Pour sa part, le député Juan José Bahillo a rappelé que le justicialisme avait également soutenu la sanction de la loi qui augmente le pourcentage de la taxe foncière rurale alloué aux routes provinciales et a réalisé une analyse détaillée des besoins présentés par le réseau routier de la province. « On parle de dégradation des routes et c’est vrai qu’elles sont dégradées. On peut faire le point sur la manière dont ils ont été reçus ou non, ce qui ne contribuera pas beaucoup à la solution ; Mais je tiens à souligner qu’il n’y a pas de situation durable sur les routes si l’État se retire de leur entretien et de leur amélioration pendant six mois, comme cela s’est produit cette année. Nous pouvons attribuer des responsabilités au gouvernement national ou provincial, mais précisons qu’en raison de nos caractéristiques productives et de notre position géographique (les routes et les routes), nous avons besoin d’un entretien permanent, il s’agit d’un agenda dynamique et permanent », a-t-il déclaré. indiqué.

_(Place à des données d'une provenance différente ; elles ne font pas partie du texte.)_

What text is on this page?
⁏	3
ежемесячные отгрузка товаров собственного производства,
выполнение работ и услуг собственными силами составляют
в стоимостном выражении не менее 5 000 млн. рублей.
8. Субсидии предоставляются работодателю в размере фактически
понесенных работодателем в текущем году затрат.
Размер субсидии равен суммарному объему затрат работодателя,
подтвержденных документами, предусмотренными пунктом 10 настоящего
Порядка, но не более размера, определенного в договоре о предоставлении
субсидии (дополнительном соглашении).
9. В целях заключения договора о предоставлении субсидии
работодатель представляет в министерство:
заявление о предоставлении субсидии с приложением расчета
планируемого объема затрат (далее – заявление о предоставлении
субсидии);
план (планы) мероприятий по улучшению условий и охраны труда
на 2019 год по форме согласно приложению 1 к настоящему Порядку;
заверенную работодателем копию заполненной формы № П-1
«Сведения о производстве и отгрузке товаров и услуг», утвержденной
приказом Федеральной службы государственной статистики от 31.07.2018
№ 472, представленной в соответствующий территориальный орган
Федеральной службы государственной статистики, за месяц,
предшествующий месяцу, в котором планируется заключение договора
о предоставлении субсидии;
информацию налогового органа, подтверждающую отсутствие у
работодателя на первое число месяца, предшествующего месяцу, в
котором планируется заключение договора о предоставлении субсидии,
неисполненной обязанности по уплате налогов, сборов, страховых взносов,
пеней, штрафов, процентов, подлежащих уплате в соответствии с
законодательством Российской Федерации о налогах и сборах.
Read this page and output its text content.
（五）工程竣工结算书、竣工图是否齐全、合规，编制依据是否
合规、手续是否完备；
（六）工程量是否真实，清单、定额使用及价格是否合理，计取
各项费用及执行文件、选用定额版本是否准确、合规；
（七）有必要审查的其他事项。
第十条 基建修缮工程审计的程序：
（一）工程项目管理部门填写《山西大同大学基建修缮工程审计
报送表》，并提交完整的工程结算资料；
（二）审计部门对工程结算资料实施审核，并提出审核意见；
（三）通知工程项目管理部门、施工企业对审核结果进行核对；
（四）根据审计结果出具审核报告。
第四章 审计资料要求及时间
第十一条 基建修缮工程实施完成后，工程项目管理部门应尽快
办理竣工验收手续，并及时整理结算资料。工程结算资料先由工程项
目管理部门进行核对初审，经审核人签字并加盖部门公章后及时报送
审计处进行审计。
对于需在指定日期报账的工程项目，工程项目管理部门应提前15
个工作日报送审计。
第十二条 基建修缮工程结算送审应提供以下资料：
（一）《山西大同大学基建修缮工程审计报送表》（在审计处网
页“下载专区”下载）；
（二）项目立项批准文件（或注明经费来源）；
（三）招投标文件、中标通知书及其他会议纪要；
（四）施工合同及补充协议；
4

Bahillo a remercié les responsables de la Route Provinciale pour leur présence lors des travaux de la commission qui ont été réalisés à la Chambre et a déclaré que même si leur présentation a résolu certains doutes, elle a également suscité des inquiétudes car, en raison des caractéristiques du sol et de la situation de l’eau, « une vision globale et différents outils pour aborder les routes. Mais d’après ce que nous disent les responsables provinciaux, ils se consacrent à l’amélioration des zones, mais cela ne suffit pas. Nous devons compléter l’action de l’État, sans perdre le pouvoir de définition des politiques publiques, en approfondissant les politiques public-privé », a-t-il déclaré en référence au renforcement du système de consortiums routiers.

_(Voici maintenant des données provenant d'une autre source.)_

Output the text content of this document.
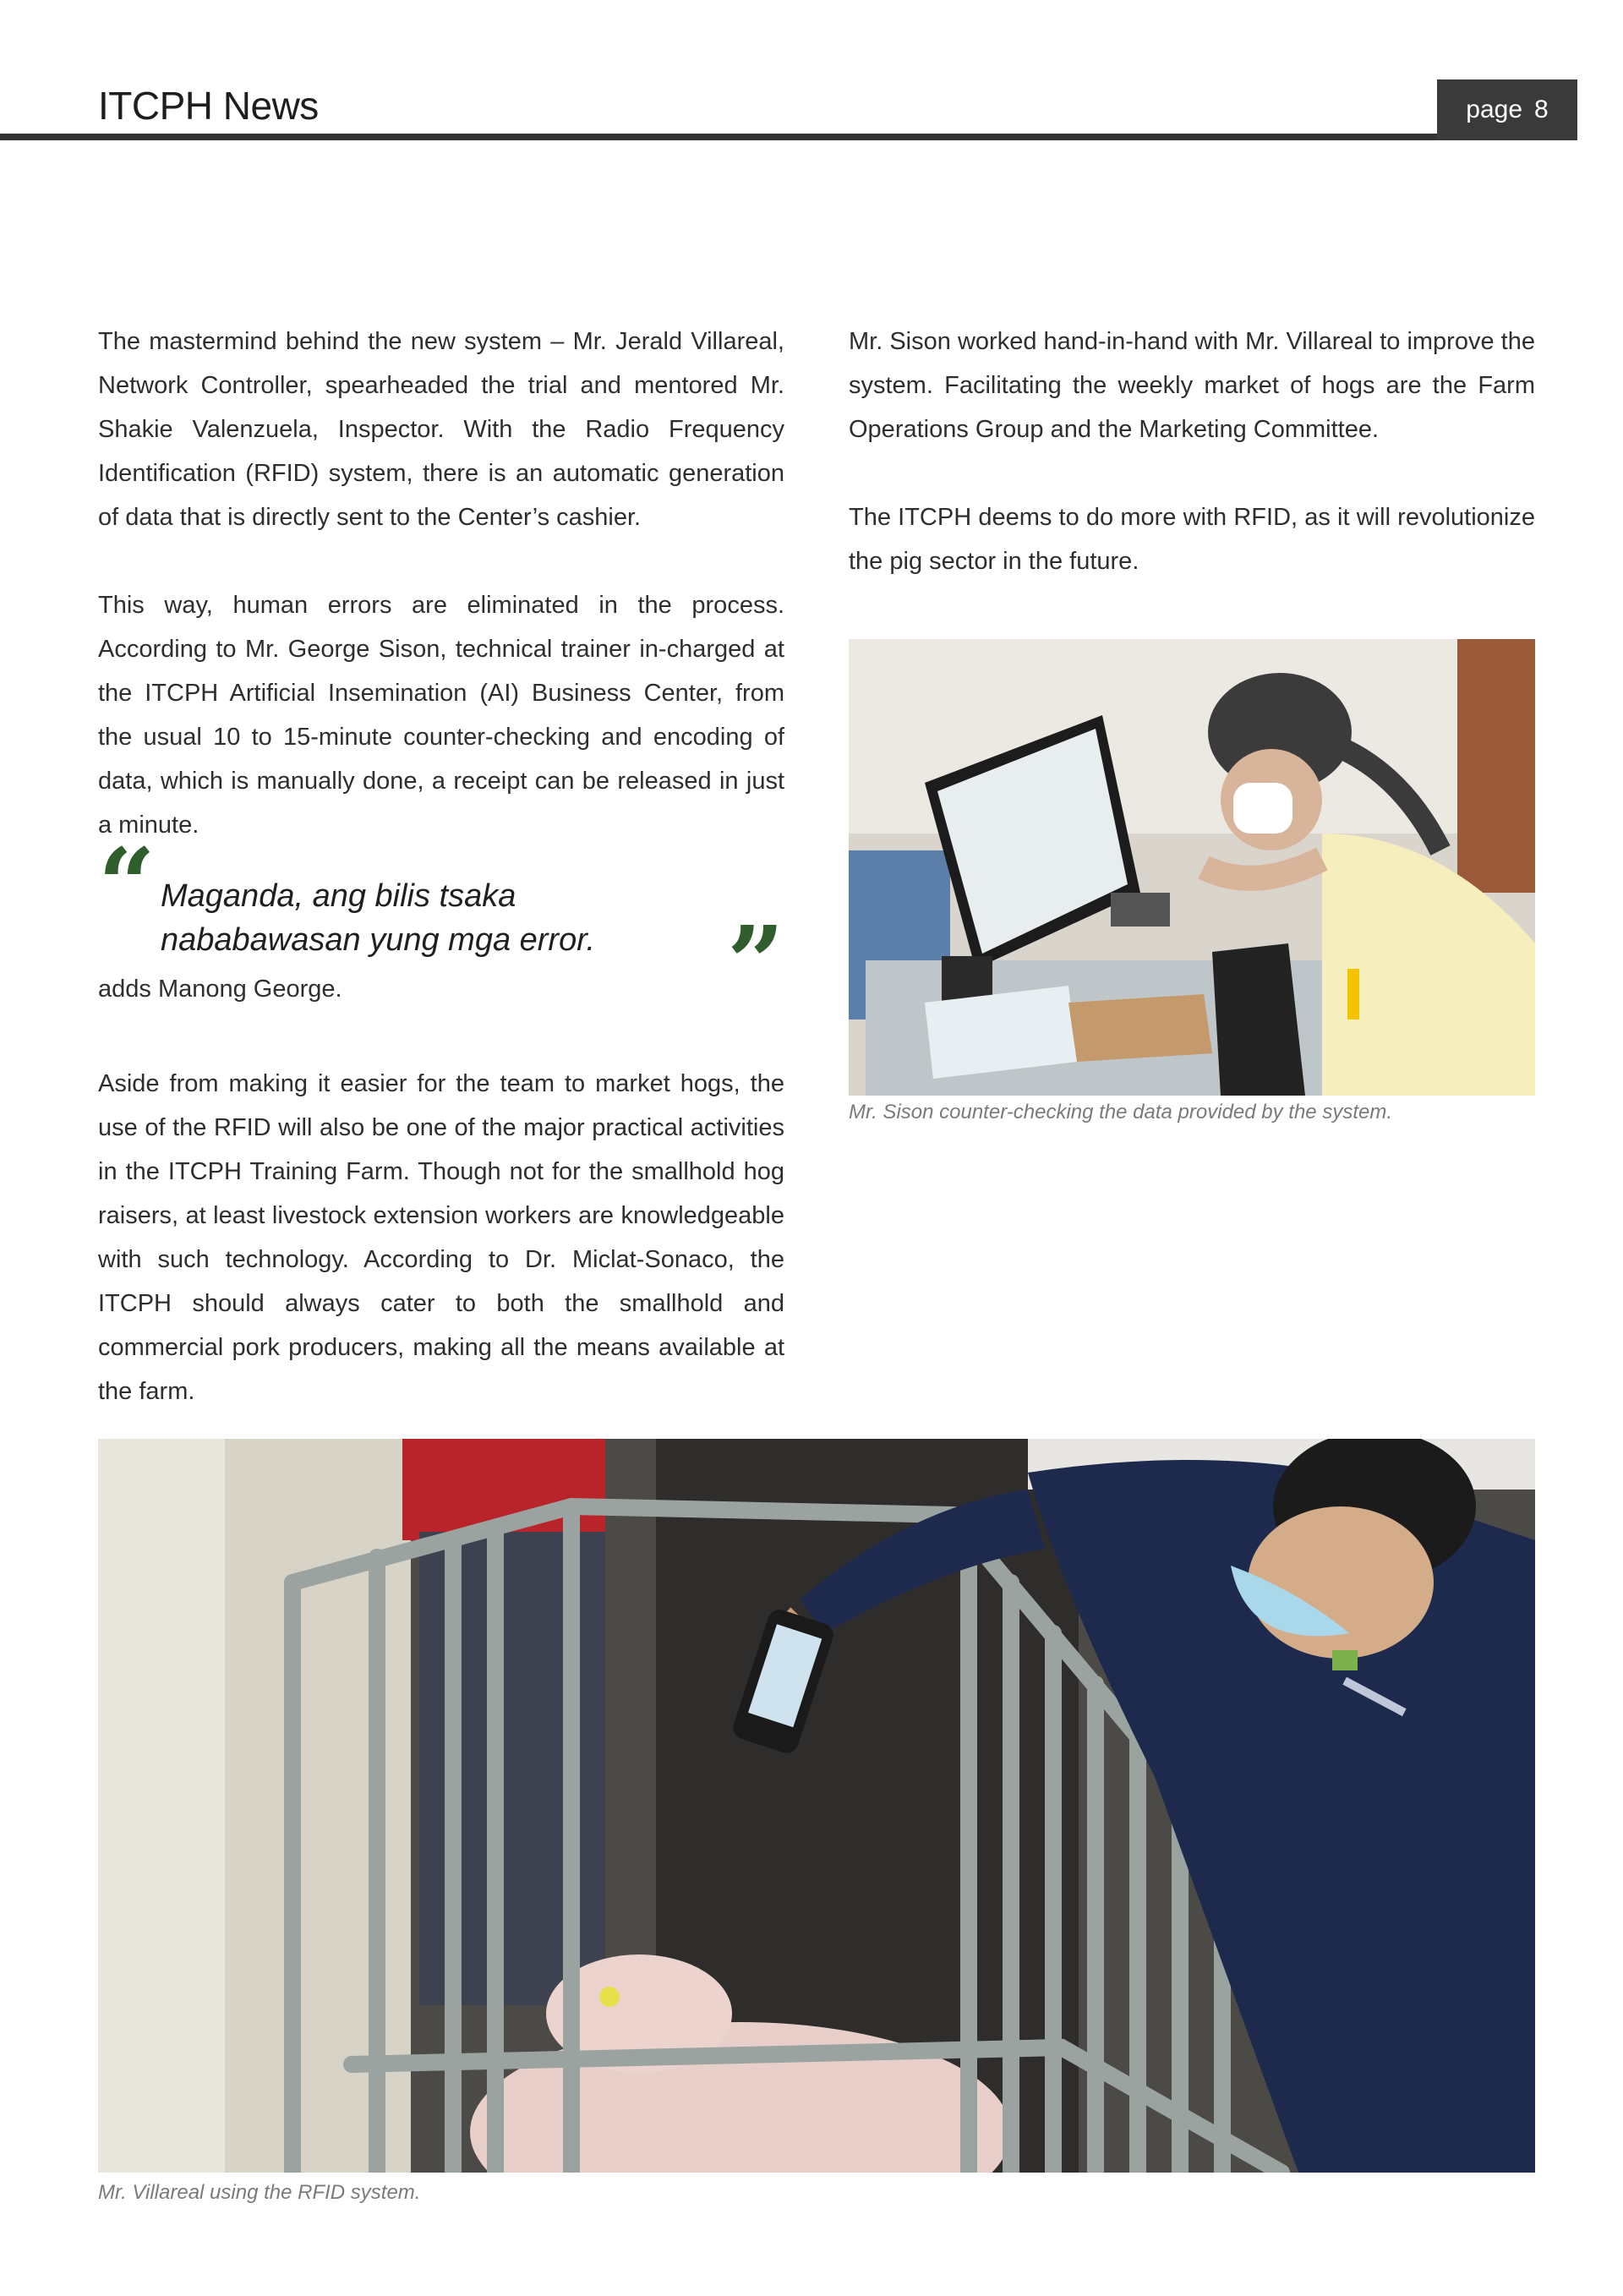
ITCPH News	page 8

The mastermind behind the new system – Mr. Jerald Villareal, Network Controller, spearheaded the trial and mentored Mr. Shakie Valenzuela, Inspector. With the Radio Frequency Identification (RFID) system, there is an automatic generation of data that is directly sent to the Center’s cashier.

This way, human errors are eliminated in the process. According to Mr. George Sison, technical trainer in-charged at the ITCPH Artificial Insemination (AI) Business Center, from the usual 10 to 15-minute counter-checking and encoding of data, which is manually done, a receipt can be released in just a minute.

“ Maganda, ang bilis tsaka nababawasan yung mga error.	”
adds Manong George.

Aside from making it easier for the team to market hogs, the use of the RFID will also be one of the major practical activities in the ITCPH Training Farm. Though not for the smallhold hog raisers, at least livestock extension workers are knowledgeable with such technology. According to Dr. Miclat-Sonaco, the ITCPH should always cater to both the smallhold and commercial pork producers, making all the means available at the farm.

Mr. Sison worked hand-in-hand with Mr. Villareal to improve the system. Facilitating the weekly market of hogs are the Farm Operations Group and the Marketing Committee.

The ITCPH deems to do more with RFID, as it will revolutionize the pig sector in the future.

Mr. Sison counter-checking the data provided by the system.
Mr. Villareal using the RFID system.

Après avoir passé en revue les circonstances qui, au cours des derniers mois, ont représenté des revenus plus importants pour la province – comme l’évolution du partage des impôts, qui a montré en mai une augmentation de 250% sur un an, ou les 3.800 millions de pesos supplémentaires reçus des contributions du Trésor National, entre autres autres aspects- Bahillo a estimé que le gouvernement provincial est en mesure financière de répondre aux demandes de la société. « Il y a de l’argent pour commencer à donner des réponses. Nous espérons, comme l’a dit le président du bloc, qu’après avoir répondu à toutes les urgences et disposant de budgets disponibles, le gouvernement provincial commencera à donner des réponses concrètes, car la vérité est que ces réponses ne se voient pas.